Before we jump ahead and crack open a level editor, Nihad and I discuss ideas for environments that spark our interests in terms of implementation and art direction. Plowing through thousands of reference images, we begin to brain storm ideas that set the mood, tone, and layout of a level, both aesthetically and functionally. Once we decide on an environment holistically, we focus on the details by laying out a rough 2d map.
Although taking steps to prepare a level can work efficiently at the start, sometimes designs don't always transfer well from 2D to 3D. This is when prototyping becomes an efficient method to compensate for any scaling issues while roughing out a level foot print. This also allows for further details to develop as we build, instead of forcing structure.
Raindrop is heavily focused on environmental design, so we push to polish our levels first before continuing to prototype and plan downstream. This allows us to quickly gauge our limitations within planning and implementation, while laying out designs in a natural artistic flow.
Storyboards are also great for illustrating concepts and plans before pushing production into motion.
Mining the web for data and images encompasses our pipeline to include a high level of authenticity, which further highlights ideas when assessing concepts. Expanding on both functional and aesthetic values brings new ideas to the table in the early stages of the development process.
In one of the environments we demonstrated in the teaser, we wanted to capture two different states in one shot.
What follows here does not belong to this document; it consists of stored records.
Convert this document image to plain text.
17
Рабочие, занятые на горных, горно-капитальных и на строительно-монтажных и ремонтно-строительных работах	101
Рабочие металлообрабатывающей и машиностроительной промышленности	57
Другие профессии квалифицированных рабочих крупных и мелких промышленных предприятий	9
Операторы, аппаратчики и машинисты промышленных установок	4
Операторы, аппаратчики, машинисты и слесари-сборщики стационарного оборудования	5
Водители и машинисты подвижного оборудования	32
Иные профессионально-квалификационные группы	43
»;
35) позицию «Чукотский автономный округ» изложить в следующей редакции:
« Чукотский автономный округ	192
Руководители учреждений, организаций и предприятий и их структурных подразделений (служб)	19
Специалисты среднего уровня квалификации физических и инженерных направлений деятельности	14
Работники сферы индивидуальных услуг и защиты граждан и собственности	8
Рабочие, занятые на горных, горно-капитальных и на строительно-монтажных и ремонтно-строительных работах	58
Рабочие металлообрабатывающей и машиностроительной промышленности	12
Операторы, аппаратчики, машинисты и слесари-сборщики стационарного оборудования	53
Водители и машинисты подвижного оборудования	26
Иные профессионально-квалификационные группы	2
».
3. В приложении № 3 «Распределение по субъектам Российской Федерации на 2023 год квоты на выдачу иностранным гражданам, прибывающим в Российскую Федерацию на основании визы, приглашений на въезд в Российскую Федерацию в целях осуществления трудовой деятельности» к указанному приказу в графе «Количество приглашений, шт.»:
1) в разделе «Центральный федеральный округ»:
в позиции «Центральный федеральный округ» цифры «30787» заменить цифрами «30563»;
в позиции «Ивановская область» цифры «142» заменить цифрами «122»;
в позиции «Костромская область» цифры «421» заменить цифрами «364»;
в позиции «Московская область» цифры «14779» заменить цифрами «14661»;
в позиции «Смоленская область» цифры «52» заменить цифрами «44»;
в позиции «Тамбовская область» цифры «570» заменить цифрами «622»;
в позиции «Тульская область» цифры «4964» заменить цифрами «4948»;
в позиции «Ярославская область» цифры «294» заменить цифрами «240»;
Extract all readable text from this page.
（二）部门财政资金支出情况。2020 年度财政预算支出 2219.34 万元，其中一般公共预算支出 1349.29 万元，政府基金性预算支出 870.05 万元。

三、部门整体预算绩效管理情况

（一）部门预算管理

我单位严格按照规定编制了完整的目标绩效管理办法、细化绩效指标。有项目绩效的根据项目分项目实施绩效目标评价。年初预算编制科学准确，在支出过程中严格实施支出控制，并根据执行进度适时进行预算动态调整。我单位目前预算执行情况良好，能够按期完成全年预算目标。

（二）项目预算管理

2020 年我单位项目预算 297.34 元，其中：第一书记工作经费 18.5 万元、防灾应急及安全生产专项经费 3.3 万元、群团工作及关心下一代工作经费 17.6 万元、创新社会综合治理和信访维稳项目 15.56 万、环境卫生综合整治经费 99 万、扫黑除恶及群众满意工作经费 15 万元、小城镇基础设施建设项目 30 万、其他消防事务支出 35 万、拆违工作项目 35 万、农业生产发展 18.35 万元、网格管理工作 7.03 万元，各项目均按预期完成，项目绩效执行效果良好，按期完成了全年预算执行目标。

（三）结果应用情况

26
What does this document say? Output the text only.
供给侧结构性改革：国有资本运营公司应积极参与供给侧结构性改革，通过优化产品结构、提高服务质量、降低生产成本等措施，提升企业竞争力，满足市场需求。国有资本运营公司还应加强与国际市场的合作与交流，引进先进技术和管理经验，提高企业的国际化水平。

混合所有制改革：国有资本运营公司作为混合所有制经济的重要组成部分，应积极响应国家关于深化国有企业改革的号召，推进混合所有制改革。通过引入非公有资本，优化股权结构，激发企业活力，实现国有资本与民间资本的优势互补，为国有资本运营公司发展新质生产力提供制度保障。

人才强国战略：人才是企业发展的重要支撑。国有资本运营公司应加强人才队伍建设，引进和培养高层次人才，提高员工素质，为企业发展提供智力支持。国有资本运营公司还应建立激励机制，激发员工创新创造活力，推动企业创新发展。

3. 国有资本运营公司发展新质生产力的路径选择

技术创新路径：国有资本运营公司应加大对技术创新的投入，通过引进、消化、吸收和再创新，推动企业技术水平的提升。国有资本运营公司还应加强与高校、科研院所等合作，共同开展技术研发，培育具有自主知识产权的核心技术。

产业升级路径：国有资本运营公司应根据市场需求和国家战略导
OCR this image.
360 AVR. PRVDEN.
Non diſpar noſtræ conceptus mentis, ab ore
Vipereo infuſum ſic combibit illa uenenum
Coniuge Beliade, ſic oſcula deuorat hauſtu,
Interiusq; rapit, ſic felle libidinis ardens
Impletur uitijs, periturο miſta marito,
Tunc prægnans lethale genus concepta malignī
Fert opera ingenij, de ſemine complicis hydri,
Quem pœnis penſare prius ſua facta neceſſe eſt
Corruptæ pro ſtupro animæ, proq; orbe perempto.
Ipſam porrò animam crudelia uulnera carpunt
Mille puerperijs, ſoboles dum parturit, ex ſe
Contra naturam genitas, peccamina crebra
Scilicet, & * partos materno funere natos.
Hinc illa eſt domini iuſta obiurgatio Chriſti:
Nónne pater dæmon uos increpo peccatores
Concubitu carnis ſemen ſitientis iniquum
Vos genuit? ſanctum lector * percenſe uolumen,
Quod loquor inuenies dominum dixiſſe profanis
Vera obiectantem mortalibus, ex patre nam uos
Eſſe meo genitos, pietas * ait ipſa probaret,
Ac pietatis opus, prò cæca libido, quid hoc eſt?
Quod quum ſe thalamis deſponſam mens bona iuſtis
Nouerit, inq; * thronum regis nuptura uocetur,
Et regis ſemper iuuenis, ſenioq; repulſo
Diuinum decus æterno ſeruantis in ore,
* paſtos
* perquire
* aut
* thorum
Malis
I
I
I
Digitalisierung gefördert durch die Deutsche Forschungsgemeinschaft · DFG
Specifically the bar scene, was designed to include two versions of each time frame: a pre-conflict version and a post-conflict version. This provided us the challenge of creating two versions of each asset, while re-instating the general silhouette of the scene.
The pre-conflict version of the bar captures the moment right after a major event has taken place. Visual cues, like the newspaper, establish the announcement of the event, while the turned over bottles and bar stools reinforce the feeling that the bar was abandoned abruptly.
The transition between the pre-conflict and post-conflict versions of the scene, align at a well timed execution which efficiently sets the mood for the exterior environments that follow in the teaser.
We mapped the exterior of the courtyard area, to extend into a small playground connected to a day care center.
Music and sound is just as important as any other communal device. Environments come to life with the complex sound engineering used for Raindrop. Nihad composed the soundtrack for the teaser video in order to achieve a broader emotional connection. He used FL Studio to compose and arrange the track. After recording the main melody played on an acoustic guitar and bass, electronic elements have been added to give it a more modern feel in order for it to accompany the sci-fi elements of the environment.
And that concludes our first official development log. We hope that you enjoyed our post. It's a rare occasion for us to demonstrate an environmental breakdown, but we would like to continue this trend by posting more Re-hydration Logs as we continue to develop Raindrop. So stayed tuned, and please follow, track, or watch us via your preferred media outlet by clicking on the icons at the bottom of this post. Thank you for your support!
Four years ago, Nihad Nasupovic founded Raindrop as a single player mod using the Source engine. Raindrop gained a large amount of followers and supporters, pushing the mod a bit further. As time went by, a small variety of team members joined and left, causing fluctuations in productivity and organization. As a result, the team tightened up its standards and decided to re-establish its core roots. Not long after, however, Raindrop was discontinued as a modification due to a variety of set backs.
Until recently, Nihad Nasupovic, the Lead Mapper for Raindrop, and Max Ramirez, re-connected and decided that it was time to revive the project, but in a new light. They started re-designing and prototyping a new version of Raindrop. This time, after vigorous research and with some combined experience, they choose to use Unity3D as their desired game engine.
Raindrop is a surreal, environment driven, first-person survival game that includes fully explorable levels, with intuitive and complex puzzles, backed by a horror themed story line.